Curhat Para Karyawan Seven Eleven

Rep: Dian Fath Risalah/ Red: Andi Nur Aminah
Salah satu gerai waralaba Seven Eleven di Jakarta.
Foto: Antara/Prasetyo Utomo
Salah satu gerai waralaba Seven Eleven di Jakarta.

REPUBLIKA.CO.ID, JAKARTA -- Di hari keempat lebaran, momen berkumpul dengan keluarga masih menjadi agenda rutin yang dilakukan oleh sebagian masyarakat di Indonesia.  Namun, hal tersebut tidak dilakukan oleh dua orang pegawai salah satu gerai Seven Eleven di  Kebayoran Lama, Jakarta Selatan.

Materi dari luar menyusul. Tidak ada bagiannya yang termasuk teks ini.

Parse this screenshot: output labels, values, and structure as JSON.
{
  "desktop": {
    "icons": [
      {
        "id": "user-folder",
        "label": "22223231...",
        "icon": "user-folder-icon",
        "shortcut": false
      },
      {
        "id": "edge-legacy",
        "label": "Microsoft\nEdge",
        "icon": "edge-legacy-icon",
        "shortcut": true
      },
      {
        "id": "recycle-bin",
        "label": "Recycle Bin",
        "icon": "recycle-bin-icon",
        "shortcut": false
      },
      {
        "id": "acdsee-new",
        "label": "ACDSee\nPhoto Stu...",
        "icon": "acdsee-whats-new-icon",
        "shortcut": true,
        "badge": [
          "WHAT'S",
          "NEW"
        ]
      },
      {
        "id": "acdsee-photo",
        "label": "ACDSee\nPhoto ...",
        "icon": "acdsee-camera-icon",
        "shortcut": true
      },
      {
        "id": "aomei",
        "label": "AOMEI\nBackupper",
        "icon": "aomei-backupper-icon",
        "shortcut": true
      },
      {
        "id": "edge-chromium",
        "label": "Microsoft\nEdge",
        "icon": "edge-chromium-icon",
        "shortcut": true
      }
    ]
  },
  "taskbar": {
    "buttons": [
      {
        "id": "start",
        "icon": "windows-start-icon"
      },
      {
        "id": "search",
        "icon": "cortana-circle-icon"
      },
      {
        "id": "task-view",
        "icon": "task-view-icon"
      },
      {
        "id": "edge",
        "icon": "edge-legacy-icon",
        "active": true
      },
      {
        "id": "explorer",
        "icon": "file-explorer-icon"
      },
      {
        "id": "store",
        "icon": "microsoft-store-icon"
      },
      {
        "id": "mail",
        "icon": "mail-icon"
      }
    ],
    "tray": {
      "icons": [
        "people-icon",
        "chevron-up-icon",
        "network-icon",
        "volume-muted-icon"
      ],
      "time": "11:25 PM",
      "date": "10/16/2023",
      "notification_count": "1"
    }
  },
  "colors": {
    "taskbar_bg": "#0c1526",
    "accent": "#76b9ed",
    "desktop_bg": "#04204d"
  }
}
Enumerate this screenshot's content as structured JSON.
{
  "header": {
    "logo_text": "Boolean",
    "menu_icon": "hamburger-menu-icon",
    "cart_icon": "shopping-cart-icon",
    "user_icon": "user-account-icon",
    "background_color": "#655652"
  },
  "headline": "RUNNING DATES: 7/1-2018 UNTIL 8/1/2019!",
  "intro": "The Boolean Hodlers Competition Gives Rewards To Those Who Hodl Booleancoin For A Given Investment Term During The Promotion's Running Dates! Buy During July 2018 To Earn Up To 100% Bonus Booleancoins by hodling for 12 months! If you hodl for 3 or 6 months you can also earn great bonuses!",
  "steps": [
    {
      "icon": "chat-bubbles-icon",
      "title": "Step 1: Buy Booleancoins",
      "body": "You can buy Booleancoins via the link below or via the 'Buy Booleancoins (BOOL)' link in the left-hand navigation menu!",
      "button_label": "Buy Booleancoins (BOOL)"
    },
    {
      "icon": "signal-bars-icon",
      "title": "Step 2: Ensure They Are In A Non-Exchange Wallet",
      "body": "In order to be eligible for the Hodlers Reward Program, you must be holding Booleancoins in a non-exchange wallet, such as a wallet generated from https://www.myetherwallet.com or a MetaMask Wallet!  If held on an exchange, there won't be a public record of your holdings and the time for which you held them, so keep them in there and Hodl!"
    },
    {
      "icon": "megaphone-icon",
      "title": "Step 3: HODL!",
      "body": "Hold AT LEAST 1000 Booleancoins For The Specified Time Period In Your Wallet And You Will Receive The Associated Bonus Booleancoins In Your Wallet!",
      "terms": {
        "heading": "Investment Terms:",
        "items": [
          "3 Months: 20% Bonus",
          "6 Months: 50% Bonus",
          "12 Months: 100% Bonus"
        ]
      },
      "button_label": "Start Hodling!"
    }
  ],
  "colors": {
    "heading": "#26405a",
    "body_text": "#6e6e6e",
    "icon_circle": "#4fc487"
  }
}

Dua pegawai yang enggan disebutkan namanya tersebut tampak meratapi nasib mereka yang dirumahkan oleh manajemen Seven Eleven lantaran perusahaan tersebut akan angkat kaki dari Indonesia terhitung mulai Jumat (30/1). Sebut saja nama mereka Ari dan Maya. Mereka berdua lebih memilih bercengkrama di depan gerai Seven Eleven yang telah ditutup.

Sambil memegang botol air mineral, Maya dan Ari saling berbincang tentang nasib mereka ke depannya. Setelah tempat mencari penghidupannya ditutup secara massal dan permanen, keduanya hanya bisa tersenyum kecut saat ada warga yang menanyakan ihwal tutupnya gerai Seven Eleven. 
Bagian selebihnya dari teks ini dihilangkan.